James Lilley, former ambassador to China and former AIT director, releases his new book about relations between Taiwan, China and the US yesterday.

PHOTO: GEORGE TSORNG, TAIPEI TIMES

Speaking at the launch of his new book, former US ambassador to China and former American Intstitute in Taiwan director, James Lilley, yesterday said disputes between Taiwan and China are better solved through greater business interactions.

"Make business, not war," said Lilley, who was born in the seaport town of Qingdao (青島) in northeast China. Lilley also said there should be a peaceful resolution between the two sides of strait.

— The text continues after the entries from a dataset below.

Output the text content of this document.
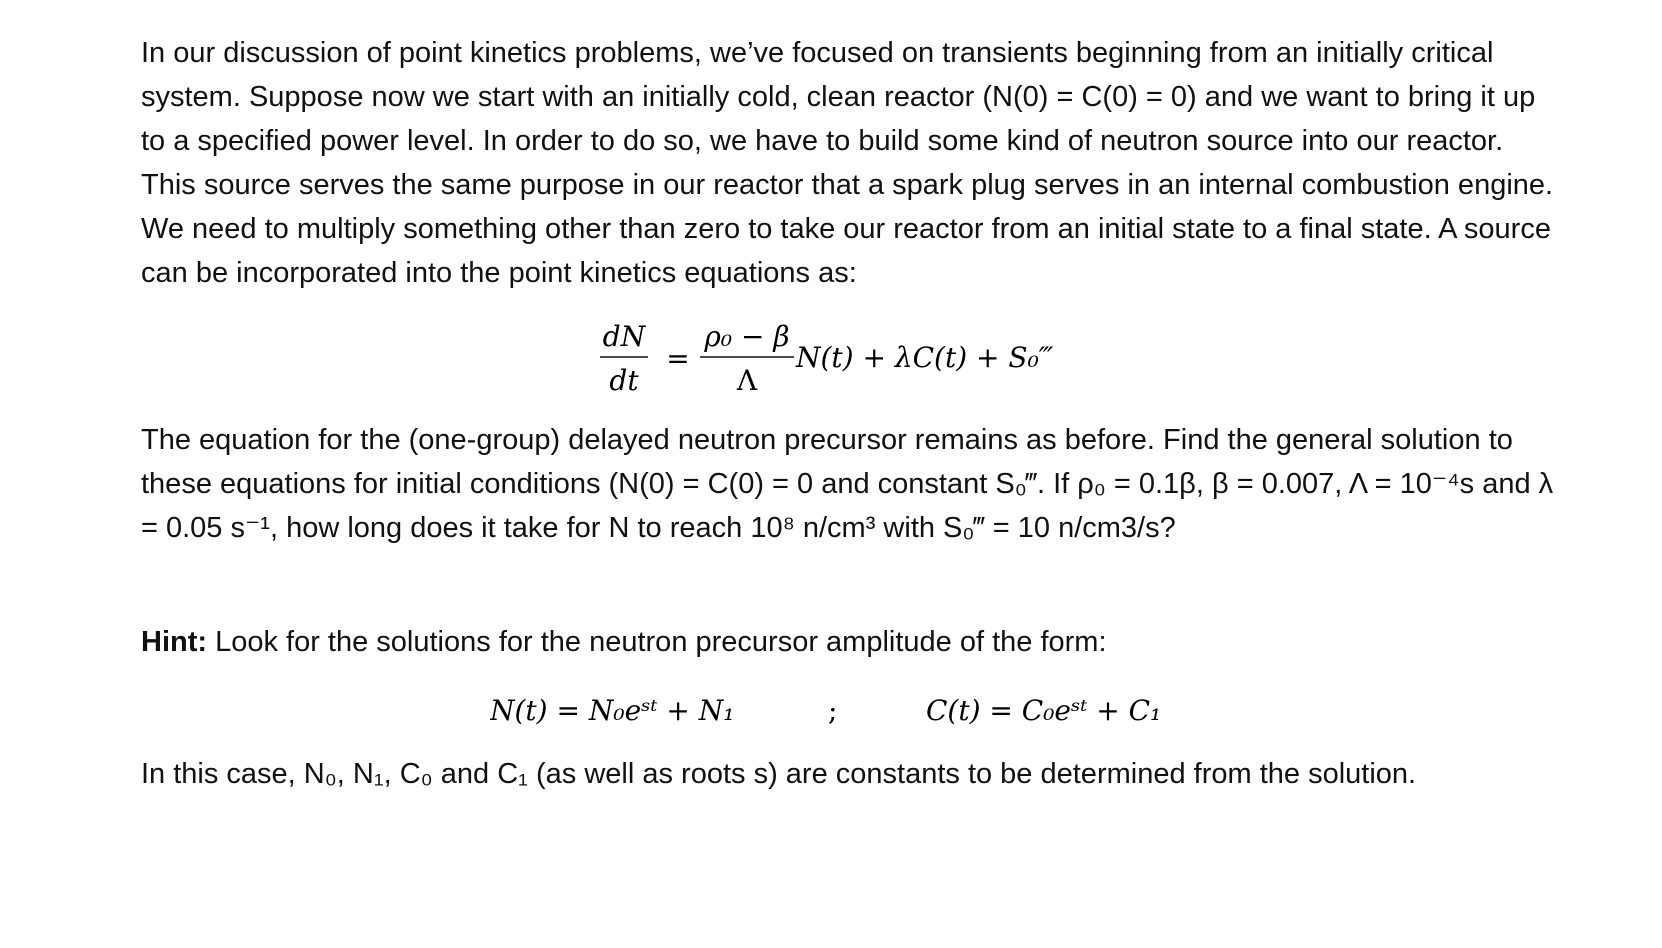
In our discussion of point kinetics problems, we’ve focused on transients beginning from an initially critical system. Suppose now we start with an initially cold, clean reactor (N(0) = C(0) = 0) and we want to bring it up to a specified power level. In order to do so, we have to build some kind of neutron source into our reactor. This source serves the same purpose in our reactor that a spark plug serves in an internal combustion engine. We need to multiply something other than zero to take our reactor from an initial state to a final state. A source can be incorporated into the point kinetics equations as:

dN
dt
=
ρ₀ − β
Λ
N(t) + λC(t) + S₀‴

The equation for the (one-group) delayed neutron precursor remains as before. Find the general solution to these equations for initial conditions (N(0) = C(0) = 0 and constant S₀‴. If ρ₀ = 0.1β, β = 0.007, Λ = 10⁻⁴s and λ = 0.05 s⁻¹, how long does it take for N to reach 10⁸ n/cm³ with S₀‴ = 10 n/cm3/s?

Hint: Look for the solutions for the neutron precursor amplitude of the form:

N(t) = N₀eˢᵗ + N₁	;	C(t) = C₀eˢᵗ + C₁

In this case, N₀, N₁, C₀ and C₁ (as well as roots s) are constants to be determined from the solution.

Lilley urged Taiwan to keep a low profile while focusing on economic development.

"Don't go too far to provoke China. China may provoke you, but don't get on the wrong side of this one," Lilley said.

"We're shooting with each other, and in 2003 it's all about making money. War is bad for business," he said.

"Now you have thinkers and visionaries like [former KMT vice chairman] Vincent Siew (蕭萬長) who tries to use the EU's formula to deal with China," said Lilley. "[Vice Premier] Qian Qi-chen (錢其琛) is talking about a free trade area. There is something happening there."

Lilley mapped out a future scenario for East Asia in which three important hubs exist -- two in China and one in Taiwan.

Lilley said the Yangtze Delta and the combination of Hong Kong and Shenzhen would play an important role in the economic development of East Asia.

"Half-a-million Taiwanese businessmen live in Shanghai now," said Lilley, quoting John Chang (章孝嚴), the illegitimate son of late president Chiang Ching-kuo (蔣經國).

Lilley said the port city of Kaohsiung could also function as a hub. "You are to put over NT$1 trillion into Kaohsiung over the next five years. I see you have passed a law to establish a free export zone with Kaohsiung in the middle of it," Lilley said, "Kaohsiung can very well become a hub."

"You're tied close to the America market, you're involved in free-market competition and you're actively lowering tariff barriers. All of these things are positive," Lilley said.

But Lilley also said he was worried a referendum may prevent Taiwan's economy from developing further.

"Referendums are not a good way to do business," said Lilley, when asked how Taiwan should resolve the Fourth Nuclear Power Plant dispute. "This is a very complex decision that doesn't lend itself to a simple answer," he said.

"What does the referendum do for you? What does it clarify? It's very important to examine oneself as to why it's being done." he said, "There is a lot of noise being made [on the nuclear power issue]. It's time for the pragmatist to come out, not the idealist."

He reiterated the US government's stance of non-intervention on the Taiwan-China issue

"It's not my business, not to me or to the US," Lilley said.

Lilley thinks that the US is "not smart enough" to get involved in something so complicated.

"When I get involved with China, I realize how much I don't know about it. You know what the Chinese concerns are. What they are really concerned about is the referendum of independence," he said.

"Your president said very clearly in his inauguration address, `I will not have a referendum on the status of Taiwan as long as the situation is peaceful.' I presume that's still the stance [of Taiwan]," he said.